Im Übrigen führt auch diese eidesstattliche Versicherung keineswegs zu einer hinreichenden Glaubhaftmachung der Behauptung, dass das Hindernis - der psychische Zustand des Klägers - erst am 11. August 2005 (also einen Tag nach Ablauf der Frist des § 4 Satz 1 KSchG), behoben war. Die Darlegungen des Klägers auf der zweiten Hälfte der Seite 2 der eidesstattlichen Versicherung legen vielmehr den Eindruck nahe, dass sich der Gesundheitszustand des Klägers bereits in den Tagen vor dem 11. August 2005 jedenfalls soweit gebessert hatte, dass der Kläger bereits zuvor für eine Klageerhebung und erforderlichenfalls für eine Antragstellung gem. § 5 KSchG hätte sorgen können, hat doch der Kläger ausgeführt:

"Ich dachte, es geschafft zu haben, aus diesem tiefen Loch wieder heraus zu kommen, vergaß hierbei aber leider, dass ich meinen Arbeitsplatz verloren hatte. Ich hatte Aufgaben und kam wieder in Schwung. Langsam konnte ich mich auch wieder auf andere Dinge konzentrieren, meinen Haushalt führen. Ich 'funktionierte' wieder. Das Bewusstsein, keine Arbeit mehr zu haben, kam auf. ..."

Im Weiteren hat der Kläger dargelegt, auf Hinweise eines Freundes, sich doch gegen die Kündigung zu wehren, den Anwalt am 11. August 2005 dann um einen Termin für eine Rechtsberatung gebeten zu haben.

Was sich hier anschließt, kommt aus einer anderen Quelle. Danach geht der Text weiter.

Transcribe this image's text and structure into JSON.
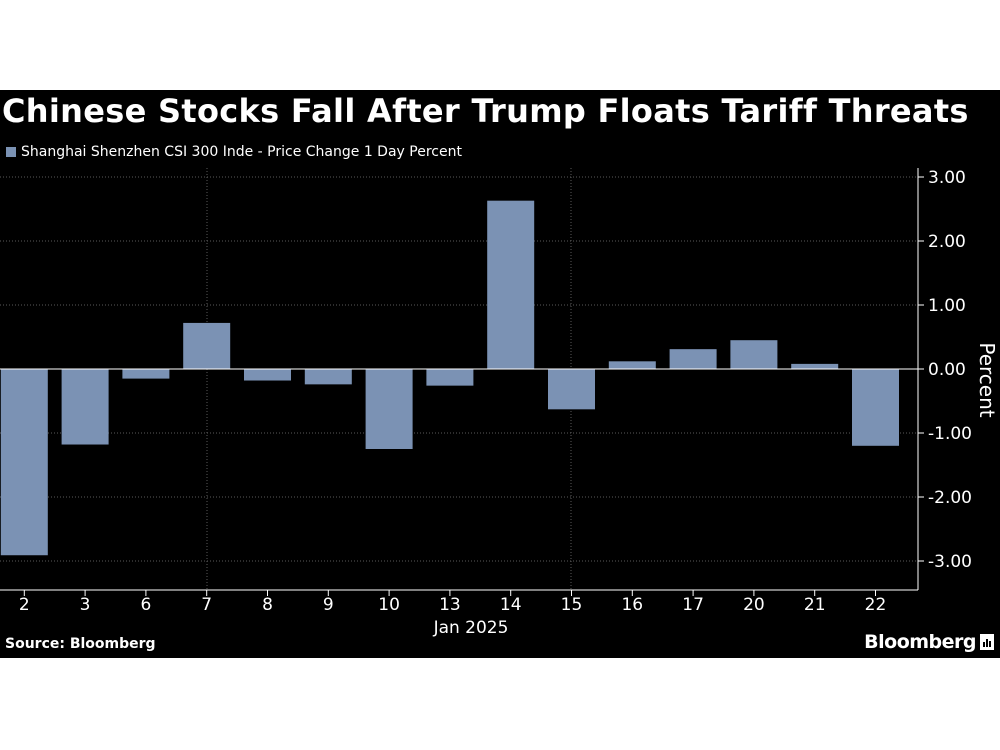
{
  "title": "Chinese Stocks Fall After Trump Floats Tariff Threats",
  "legend_label": "Shanghai Shenzhen CSI 300 Inde - Price Change 1 Day Percent",
  "source": "Source: Bloomberg",
  "brand": "Bloomberg",
  "brand_icon": "bar-chart-icon",
  "colors": {
    "background": "#000000",
    "bar": "#7b92b4",
    "text": "#ffffff",
    "grid": "#5a5a5a"
  },
  "chart_data": {
    "type": "bar",
    "title": "Chinese Stocks Fall After Trump Floats Tariff Threats",
    "categories": [
      "2",
      "3",
      "6",
      "7",
      "8",
      "9",
      "10",
      "13",
      "14",
      "15",
      "16",
      "17",
      "20",
      "21",
      "22"
    ],
    "series": [
      {
        "name": "Shanghai Shenzhen CSI 300 Inde - Price Change 1 Day Percent",
        "values": [
          -2.91,
          -1.18,
          -0.15,
          0.72,
          -0.18,
          -0.24,
          -1.25,
          -0.26,
          2.63,
          -0.63,
          0.12,
          0.31,
          0.45,
          0.08,
          -1.2
        ]
      }
    ],
    "xlabel": "Jan 2025",
    "ylabel": "Percent",
    "ylim": [
      -3.5,
      3.2
    ],
    "yticks": [
      3,
      2,
      1,
      0,
      -1,
      -2,
      -3
    ],
    "ytick_labels": [
      "3.00",
      "2.00",
      "1.00",
      "0.00",
      "-1.00",
      "-2.00",
      "-3.00"
    ],
    "grid": true,
    "legend_position": "top-left",
    "y_axis_side": "right"
  }
}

Auf die Frage des Verschuldens (§ 5 Abs. 1 Satz 1 KSchG) ist nach allem nicht weiter einzugehen.

Der Kläger hat die Kosten des Verfahrens zu tragen (§§ 46 Abs. 2 Satz 1 ArbGG, 91 Abs. 1 Satz 1 ZPO).

Die Möglichkeit einer Zulassung der Rechtsbeschwerde besteht nicht (BAG Beschluss vom 20. August 2002 - 2 AZB 16/02 - EzA § 5 KSchG Nr. 34).